Scalon inherited her research project from Penny Martin, a retired Bowdoin education professor. Martin, in the 1990s, conducted hundreds of hours of oral interviews with former Folly Cove designers. A few years ago, Martin asked Scanlon whether she was interested in using the recorded, transcribed interviews for her own research. Scanlon took on the project because of the questions that the collective raised about the difference between crafts and art, and about the gendered nature of artistic work.

A children’s book author and illustrator named Virginia “Jinnee” Lee Burton Demetrios founded the Folly Cove art collective when she and her husband moved to Cape Ann. Demetrios first offered challenging design classes to local women, believing that “every person had artistic potential,” Scanlon said. “It was a way to give them art in their everyday lives.”

Women joined the collective from all walks of life, from local working class women to transplanted upperclass Bostonians. At its biggest, the collective had about 50 women. “Many of [the members] stayed with it for decades,” Scanlon said. After Demetrios died in 1968, the collective disbanded.
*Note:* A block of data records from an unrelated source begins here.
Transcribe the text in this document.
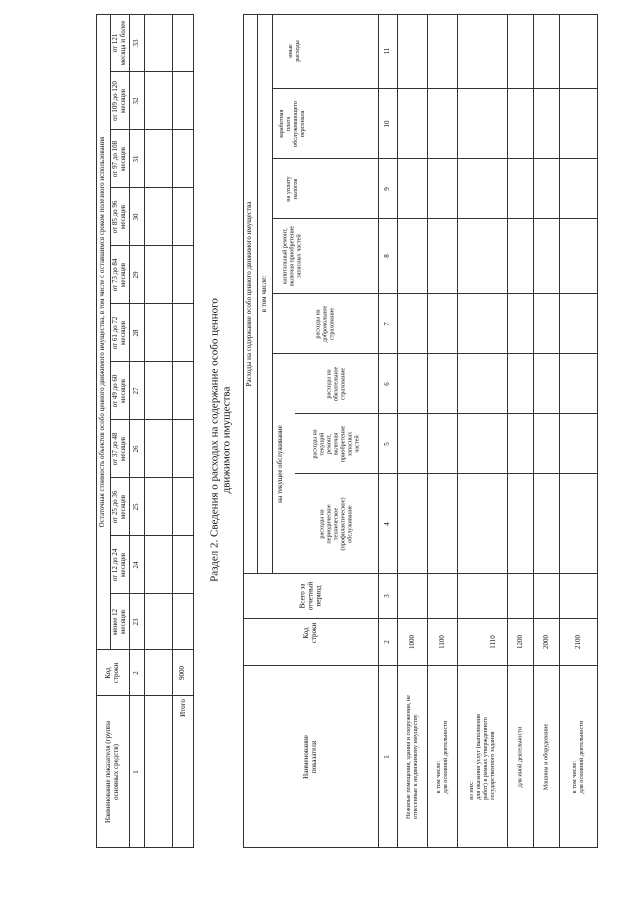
Наименование показателя (группа
основных средств)
Код
строки
Остаточная стоимость объектов особо ценного движимого имущества, в том числе с оставшимся сроком полезного использования
менее 12
месяцев
от 12 до 24
месяцев
от 25 до 36
месяцев
от 37 до 48
месяцев
от 49 до 60
месяцев
от 61 до 72
месяцев
от 73 до 84
месяцев
от 85 до 96
месяцев
от 97 до 108
месяцев
от 109 до 120
месяцев
от 121
месяца и более
1
2
23
24
25
26
27
28
29
30
31
32
33
Итого
9000
Раздел 2. Сведения о расходах на содержание особо ценного
движимого имущества
Наименование
показателя
Код
строки
Всего за
отчетный
период
Расходы на содержание особо ценного движимого имущества в том числе:
на текущее обслуживание
расходы на
периодическое
техническое
(профилактическое)
обслуживание
расходы на
текущий
ремонт,
включая
приобретение
запасных
частей
расходы на
обязательное
страхование
расходы на
добровольное
страхование
капитальный ремонт,
включая приобретение
запасных частей
на уплату
налогов
заработная
плата
обслуживающего
персонала
иные
расходы
1
2
3
4
5
6
7
8
9
10
11
Нежилые помещения, здания и сооружения, не
отнесенные к недвижимому имуществу
1000
в том числе:
для основной деятельности
1100
из них:
для оказания услуг (выполнения
работ) в рамках утвержденного
государственного задания
1110
для иной деятельности
1200
Машины и оборудование
2000
в том числе:
для основной деятельности
2100
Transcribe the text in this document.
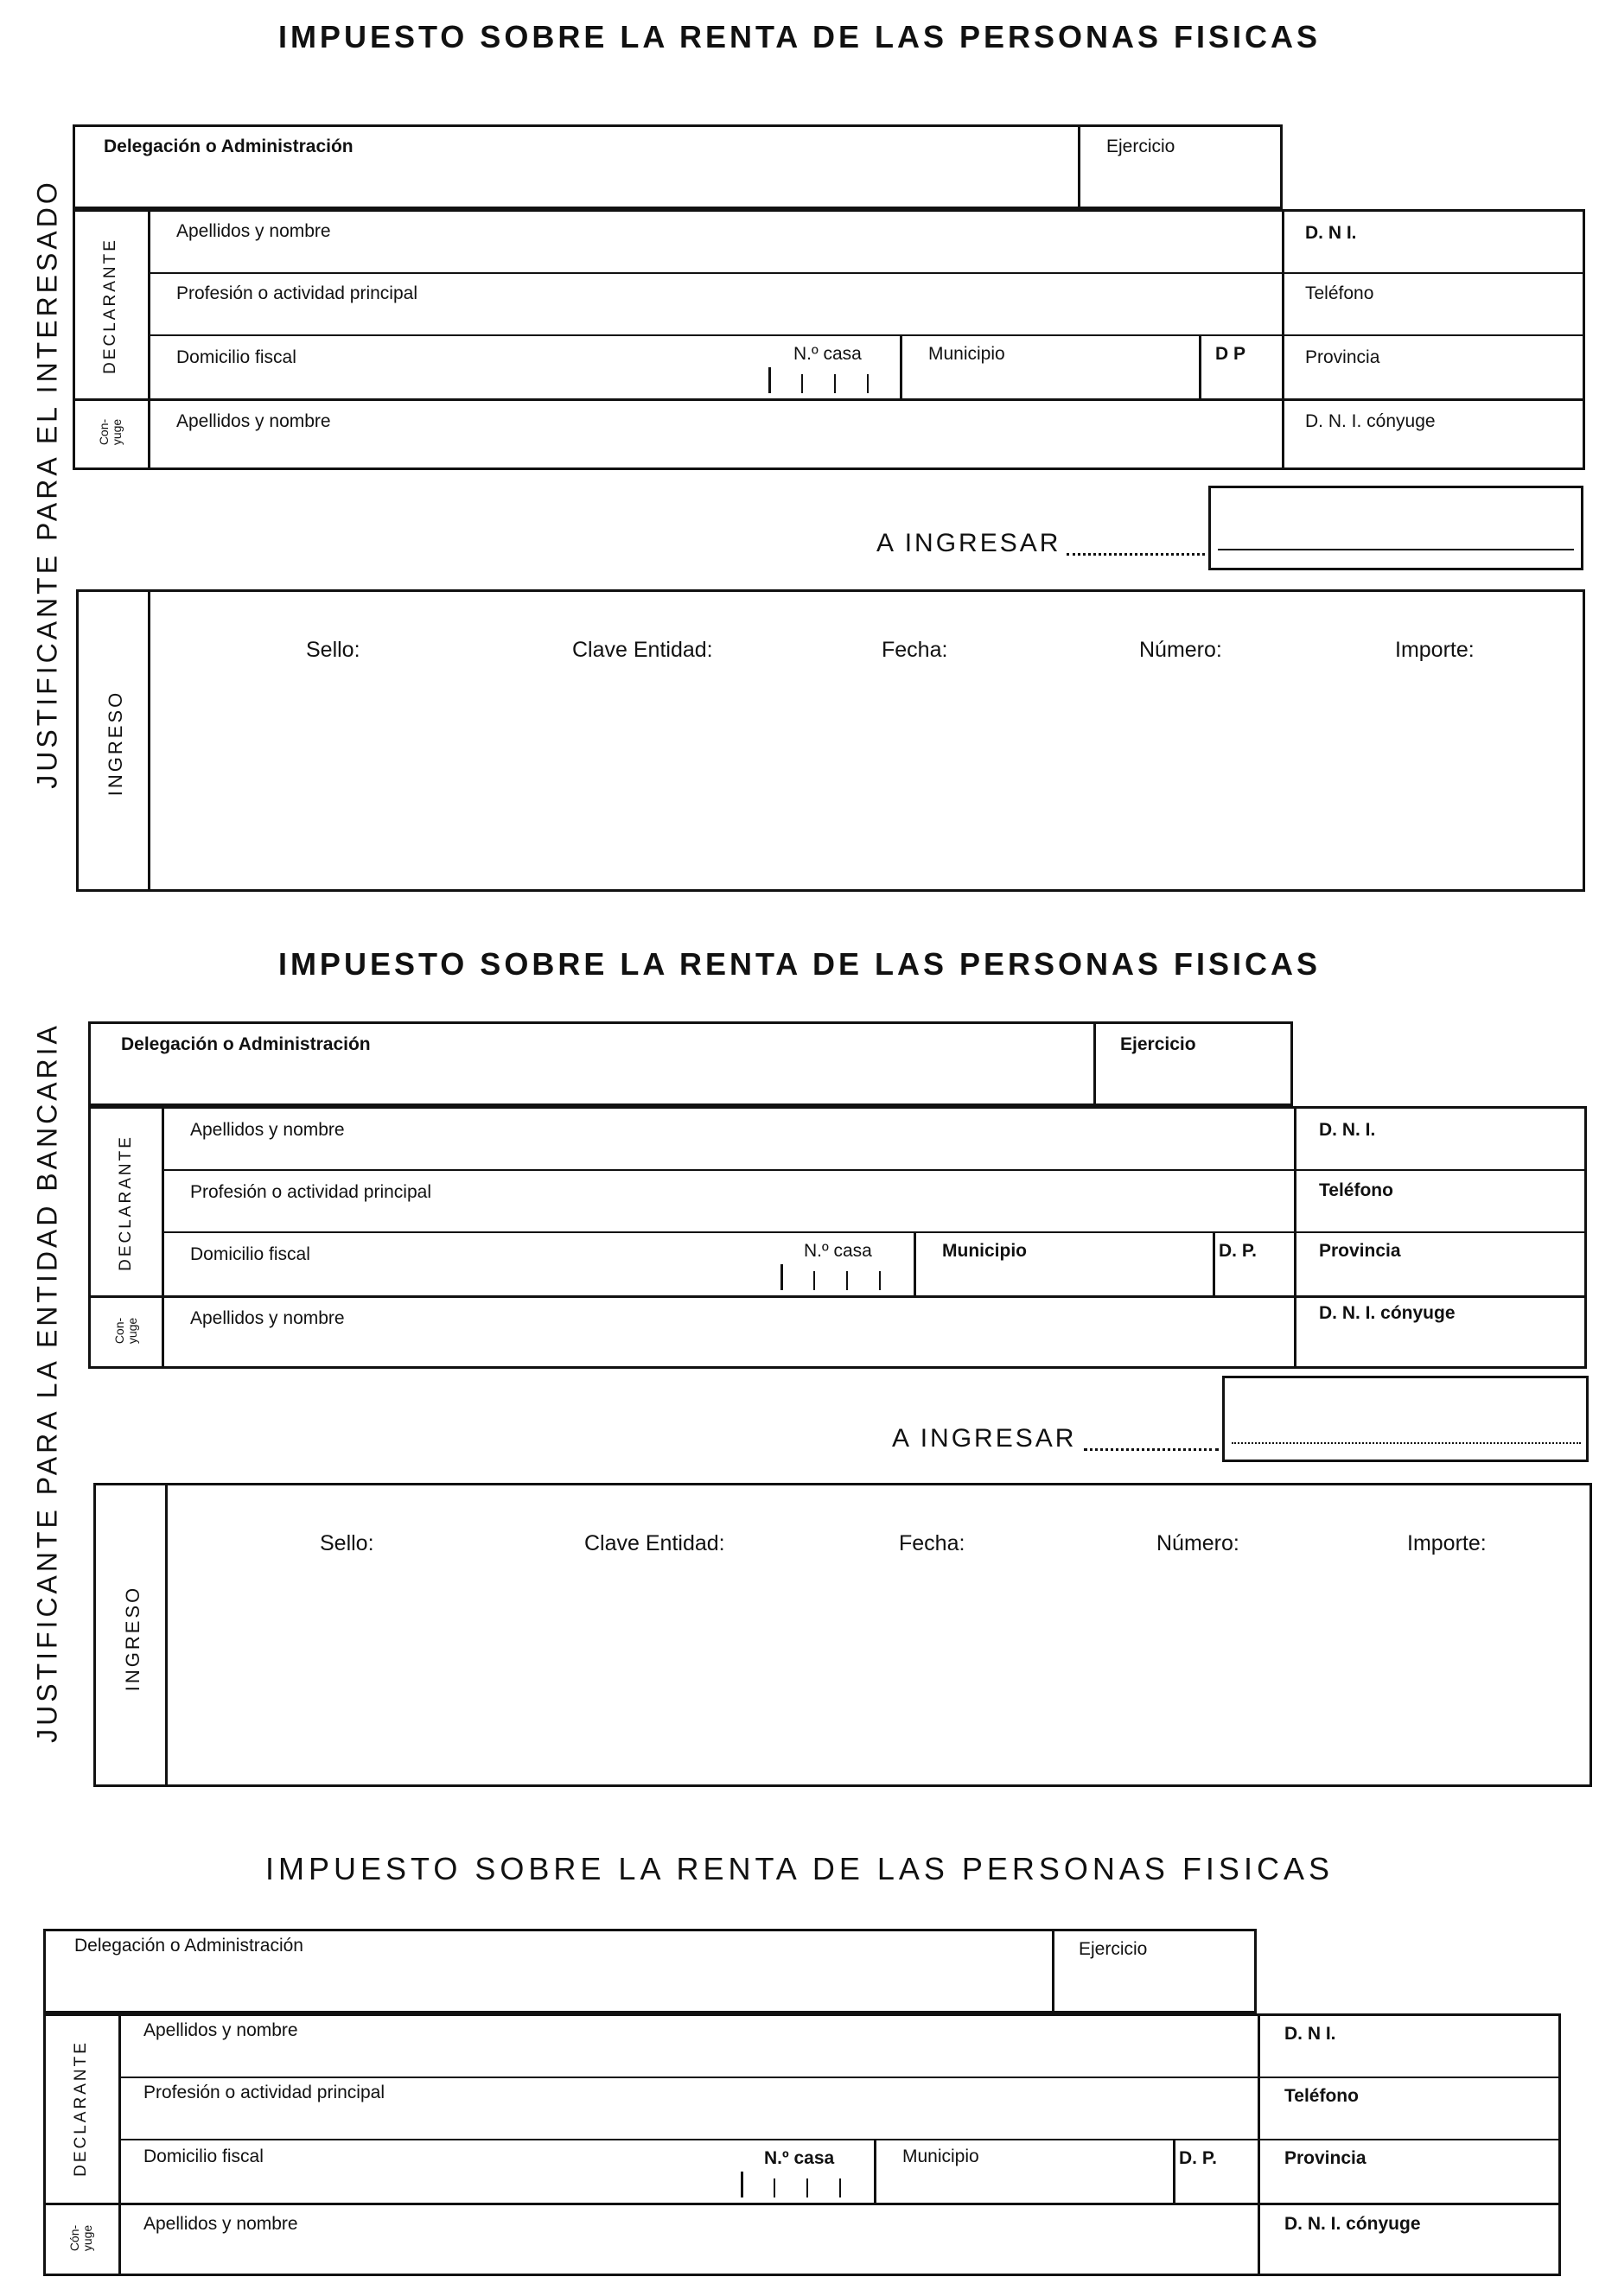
IMPUESTO SOBRE LA RENTA DE LAS PERSONAS FISICAS
JUSTIFICANTE PARA EL INTERESADO
Delegación o Administración	Ejercicio
DECLARANTE
Apellidos y nombre	D. N I.
Profesión o actividad principal	Teléfono
Domicilio fiscal	N.º casa	Municipio	D P	Provincia
Con- yuge	Apellidos y nombre	D. N. I. cónyuge
A INGRESAR
INGRESO
Sello:	Clave Entidad:	Fecha:	Número:	Importe:
IMPUESTO SOBRE LA RENTA DE LAS PERSONAS FISICAS
JUSTIFICANTE PARA LA ENTIDAD BANCARIA	Delegación o Administración	Ejercicio
DECLARANTE
Apellidos y nombre	D. N. I.
Profesión o actividad principal	Teléfono
Domicilio fiscal	N.º casa	Municipio	D. P.	Provincia
Con- yuge	Apellidos y nombre	D. N. I. cónyuge
A INGRESAR
INGRESO
Sello:	Clave Entidad:	Fecha:	Número:	Importe:
IMPUESTO SOBRE LA RENTA DE LAS PERSONAS FISICAS
Delegación o Administración	Ejercicio
DECLARANTE
Apellidos y nombre	D. N I.
Profesión o actividad principal	Teléfono
Domicilio fiscal	N.º casa	Municipio	D. P.	Provincia
Cón- yuge
Apellidos y nombre	D. N. I. cónyuge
The group has not received scholarly attention, up to now. While she has began that process, Scanlon believes the best person to look critically at the collective’s work and its communal creative process should have a well-developed understanding of design as well as of the social history of the period. “Maybe a Bowdoin student will choose this as her honors project,” she proposed.